A Assembleia de Especialistas do Irã nomeou, neste domingo, Mojtaba Khamenei como o novo líder supremo do país. Ele assume a principal autoridade política e religiosa do Irã após a morte do pai, o aiatolá Ali Khamenei, que foi assassinado em um ataque coordenado atribuído aos Estados Unidos e a Israel contra Teerã no dia 28 de fevereiro.
Nascido em 8 de setembro de 1969, Mojtaba é o segundo dos seis filhos de Ali Khamenei. Segundo a mídia iraniana, ele estudou na escola religiosa Alavi, em Teerã, e aos 17 anos chegou a servir por curtos períodos no exército durante a Guerra Irã-Iraque. Posteriormente, retornou à formação religiosa.
Novo líder tem influência política nos bastidores do regime iraniano
Apesar de manter perfil discreto e nunca ter ocupado cargos formais no governo, Mojtaba construiu influência dentro da estrutura política do país. Analistas apontam sua proximidade com a Guarda Revolucionária Islâmica, um dos principais braços das forças militares iranianas.
Considerado ligado à ala mais conservadora do regime, ele é conhecido por posições contrárias a reformas políticas e por rejeitar aproximações diplomáticas com países do Ocidente.
Para o especialista em Relações Internacionais Uriã Fancelli, a escolha pode gerar controvérsia dentro do próprio Irã. Isso porque a Revolução Islâmica de 1979 derrubou a monarquia prometendo acabar com a lógica hereditária do poder.
Segundo o analista, a sucessão direta de pai para filho pode ser vista como um movimento que contraria o discurso histórico do regime.

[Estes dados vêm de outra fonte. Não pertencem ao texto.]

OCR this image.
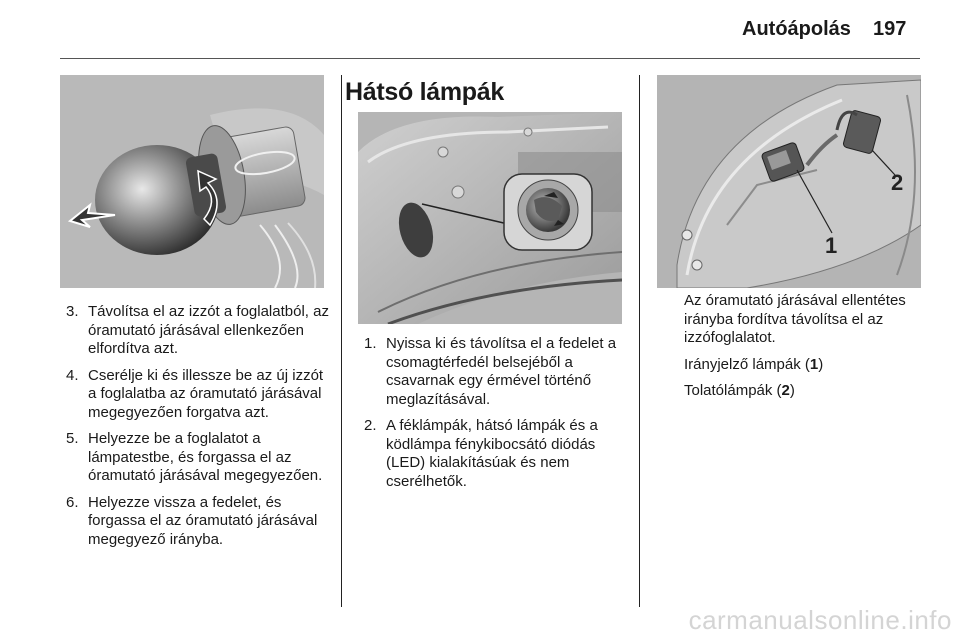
Autóápolás 197
3. Távolítsa el az izzót a foglalatból, az óramutató járásával ellenkezően elfordítva azt.
4. Cserélje ki és illessze be az új izzót a foglalatba az óramutató járásával megegyezően forgatva azt.
5. Helyezze be a foglalatot a lámpatestbe, és forgassa el az óramutató járásával megegyezően.
6. Helyezze vissza a fedelet, és forgassa el az óramutató járásával megegyező irányba.
Hátsó lámpák
1. Nyissa ki és távolítsa el a fedelet a csomagtérfedél belsejéből a csavarnak egy érmével történő meglazításával.
2. A féklámpák, hátsó lámpák és a ködlámpa fénykibocsátó diódás (LED) kialakításúak és nem cserélhetők.
1
2

Az óramutató járásával ellentétes irányba fordítva távolítsa el az izzófoglalatot.

Irányjelző lámpák (1)

Tolatólámpák (2)

carmanualsonline.info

Nomeação aumenta tensão no cenário internacional
Após o anúncio da nomeação, as Forças de Defesa de Israel afirmaram que continuarão perseguindo qualquer sucessor de Ali Khamenei e responsabilizaram o governo iraniano pela continuidade do regime.
O presidente dos Estados Unidos, Donald Trump, também reagiu à escolha. Segundo ele, Mojtaba Khamenei não permaneceria por muito tempo no poder sem aprovação internacional.
A declaração foi criticada pelo ministro das Relações Exteriores do Irã, Abbas Araghchi, que afirmou que a escolha do líder supremo é uma decisão soberana do povo iraniano e não deve sofrer interferência externa.
Conflito no Oriente Médio se intensifica após ataques
A nomeação ocorre em meio ao aumento das tensões no Oriente Médio. No final de fevereiro, o Irã foi alvo de um ataque militar coordenado entre Estados Unidos e Israel contra alvos em Teerã, que deixou mais de 500 mortos.
O bombardeio ocorreu em meio às negociações sobre um possível novo acordo nuclear entre o Irã e os Estados Unidos. O país persa afirma que seu programa nuclear tem fins pacíficos, enquanto Washington e aliados acusam Teerã de buscar capacidade para desenvolver armas nucleares.
Após os ataques, o Irã lançou mísseis contra Israel e atacou bases militares norte-americanas na região. O conflito se ampliou com ações do Hezbollah no Líbano e com novos ataques envolvendo drones e forças militares no Oriente Médio.